“Data Driven Thinking” is written by members of the media community and contains fresh ideas on the digital revolution in media.
Today’s column is by Heather Pidgeon, VP of Services at iProspect.
As most of us know, fear of the unknown often comes from a lack of understanding. Due to the many new and unfamiliar factors it introduces, marketing attribution -- software that allows advertisers to determine which marketing channels or campaigns drove a conversion -- often is misunderstood. Consequently, marketers make incorrect assumptions about the difficulty of application or the cost of maintenance involved with attribution. However, closer examination reveals that these concerns are unfounded and generally incorrect.
A study by Google found that 72% of surveyed marketers and agencies agreed that “marketing attribution leads to better budget allocations -- 63% gained a better understanding of how digital channels work together, and 58% had clearer insights into their audience.” With such positive feedback, why is attribution still underused?
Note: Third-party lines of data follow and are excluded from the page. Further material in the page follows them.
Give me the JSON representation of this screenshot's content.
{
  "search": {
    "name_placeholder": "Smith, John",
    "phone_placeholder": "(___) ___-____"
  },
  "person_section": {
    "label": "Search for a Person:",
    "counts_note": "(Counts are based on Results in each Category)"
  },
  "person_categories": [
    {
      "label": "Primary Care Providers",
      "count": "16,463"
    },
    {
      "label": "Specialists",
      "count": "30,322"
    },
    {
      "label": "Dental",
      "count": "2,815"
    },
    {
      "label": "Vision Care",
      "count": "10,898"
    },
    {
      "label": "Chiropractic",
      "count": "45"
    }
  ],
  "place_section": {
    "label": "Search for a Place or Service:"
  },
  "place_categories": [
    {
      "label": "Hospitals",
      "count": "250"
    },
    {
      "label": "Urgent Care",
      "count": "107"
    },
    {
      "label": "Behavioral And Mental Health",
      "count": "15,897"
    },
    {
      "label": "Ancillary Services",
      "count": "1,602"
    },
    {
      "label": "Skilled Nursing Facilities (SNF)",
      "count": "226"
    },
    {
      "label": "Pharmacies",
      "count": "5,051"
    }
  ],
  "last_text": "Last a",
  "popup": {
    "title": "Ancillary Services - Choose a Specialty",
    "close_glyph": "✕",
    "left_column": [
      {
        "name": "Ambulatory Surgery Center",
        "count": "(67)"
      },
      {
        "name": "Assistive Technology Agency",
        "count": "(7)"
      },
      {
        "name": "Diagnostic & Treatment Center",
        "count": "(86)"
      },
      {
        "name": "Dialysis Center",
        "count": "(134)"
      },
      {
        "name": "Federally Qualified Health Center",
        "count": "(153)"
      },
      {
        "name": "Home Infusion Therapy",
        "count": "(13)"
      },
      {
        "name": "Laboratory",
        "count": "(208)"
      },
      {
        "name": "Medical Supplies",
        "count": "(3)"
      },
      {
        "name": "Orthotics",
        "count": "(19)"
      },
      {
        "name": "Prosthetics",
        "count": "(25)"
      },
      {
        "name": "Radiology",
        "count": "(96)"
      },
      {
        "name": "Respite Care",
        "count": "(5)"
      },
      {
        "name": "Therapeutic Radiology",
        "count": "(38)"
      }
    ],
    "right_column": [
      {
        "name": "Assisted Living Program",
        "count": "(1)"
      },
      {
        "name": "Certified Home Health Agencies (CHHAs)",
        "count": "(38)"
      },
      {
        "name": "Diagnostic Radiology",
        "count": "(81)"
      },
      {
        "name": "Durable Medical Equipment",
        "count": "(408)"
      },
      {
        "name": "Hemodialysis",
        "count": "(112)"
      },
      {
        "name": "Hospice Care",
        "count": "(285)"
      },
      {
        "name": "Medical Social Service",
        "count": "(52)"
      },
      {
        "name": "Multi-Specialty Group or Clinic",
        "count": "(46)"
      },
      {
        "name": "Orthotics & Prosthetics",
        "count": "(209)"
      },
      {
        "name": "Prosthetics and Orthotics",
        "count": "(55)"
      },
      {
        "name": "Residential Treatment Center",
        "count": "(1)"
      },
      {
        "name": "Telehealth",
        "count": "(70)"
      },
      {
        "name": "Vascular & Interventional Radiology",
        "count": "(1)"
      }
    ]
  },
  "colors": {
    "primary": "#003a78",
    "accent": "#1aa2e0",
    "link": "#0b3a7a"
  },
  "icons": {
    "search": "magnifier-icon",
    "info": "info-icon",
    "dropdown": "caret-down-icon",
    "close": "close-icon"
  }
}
Myth 1: Attribution is too fresh and not developed enough.
In actuality, professionals have been using attribution models and software for years. Many industry advisors, including Forrester Research, assign analysts to cover marketing attribution and, furthermore, encourage their clients to implement it. Attribution is not an experimental idea used only by the courageous, but in fact, is founded in quantitative examination and a thoroughly tested method.
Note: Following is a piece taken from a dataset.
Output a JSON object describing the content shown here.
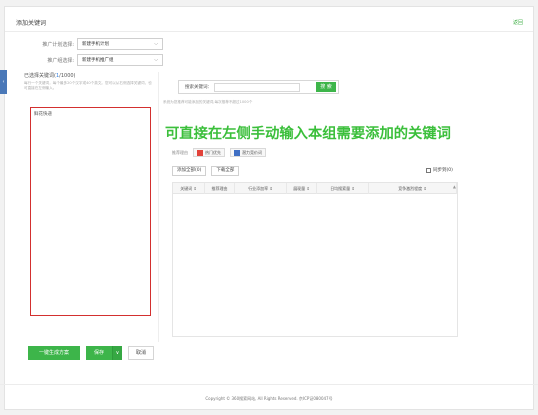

Myth 2: Attribution is complicated and adds stress on technical resources.
With terms like “aggregating” and “normalizing” being applied to performance data, it is no wonder attribution seems overwhelming. However, it is not as challenging as it sounds. On a day-to-day basis, professionals are accustomed to working with large quantities of data. But using the right tools is key to the process. In researching the pace of attribution adoption, the Google study also concluded that “marketers haven't yet found or mastered the right attribution tools.” Experts rely on collection templates, proven processes, and specialized software to handle data coordination. But guess what? These all already exist within most companies’ technical resources.
Myth 3: Attribution differs greatly from the current methodology.
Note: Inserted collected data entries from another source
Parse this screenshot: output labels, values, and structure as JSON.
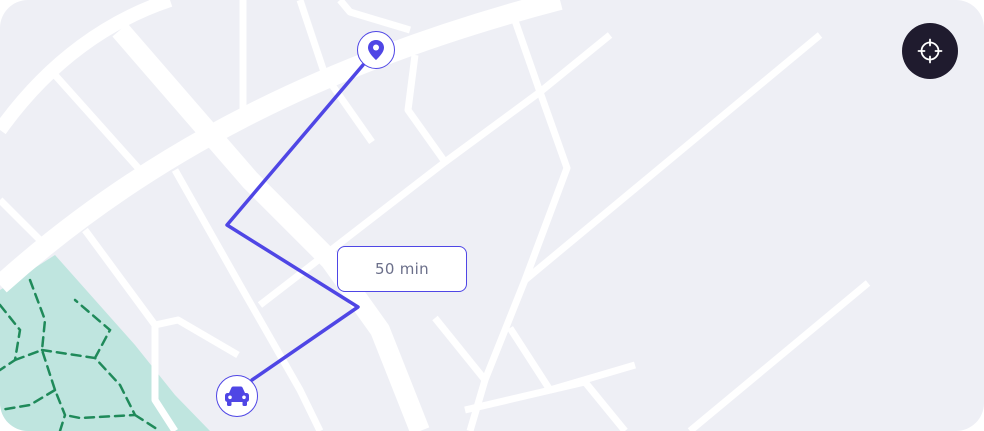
{
  "map": {
    "route": {
      "eta_label": "50 min",
      "color": "#4f46e5"
    },
    "colors": {
      "background": "#eeeff5",
      "road": "#ffffff",
      "park": "#bfe5df",
      "park_trail": "#1f8a5a",
      "locate_button": "#1f1b2e"
    },
    "markers": {
      "destination_icon": "location-pin-icon",
      "vehicle_icon": "car-icon"
    },
    "controls": {
      "locate_icon": "crosshair-icon"
    }
  }
}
Attributed metrics and traditional metrics can and should align with each other. They both affect marketing in terms of data analysis, decision making, and implementation of change. Attribution diverges when it comes to measurement and the metrics it produces. With more in-depth and accurate information to base decisions on, marketers are able to make more informed choices.
Myth 4: Attribution cheapens existing efforts.
Marketing attribution builds on established work by revealing undiscovered opportunities for marketers to go after. As a measurement tool, it provides insights into previously unexplored openings so that improvements can be made to a marketing plan. These insights only aim to provide continuous optimization to the marketing scope.
Myth 5: Attribution upholds technology at the expense of creativity.
While attribution does have a strong technological and mathematical basis, it is the creative decisions based on the provided metrics that make the difference. Attribution software analyzes vast amounts of data and provides optimization recommendations. But analysts then have to decide what to do with this advice. As a tool, attribution is an information provider. Experts remain in the driver’s seat.
Myth 6: Attribution disrupts workflow and organization.
We are used to looking at marketing through a traditional, non-reciprocal lens, and we need to change that mindset. Attribution measurement provides a unified and holistic view of marketing that encourages marketers to embrace convergence and a channel-agnostic strategy.
Though this may seem like an overwhelming change and disruption to incorporate into a current strategy, in the end, attribution simplifies everything. First, it consolidates goals and assembles the complete strength and expertise of a team by unifying them behind shared objectives. Second, attribution brings marketing teams into tighter alignment, encouraging collaboration and interdisciplinary support. Finally, it gives critical guidance and support so marketers can better navigate this evolution of measurement into a world of success.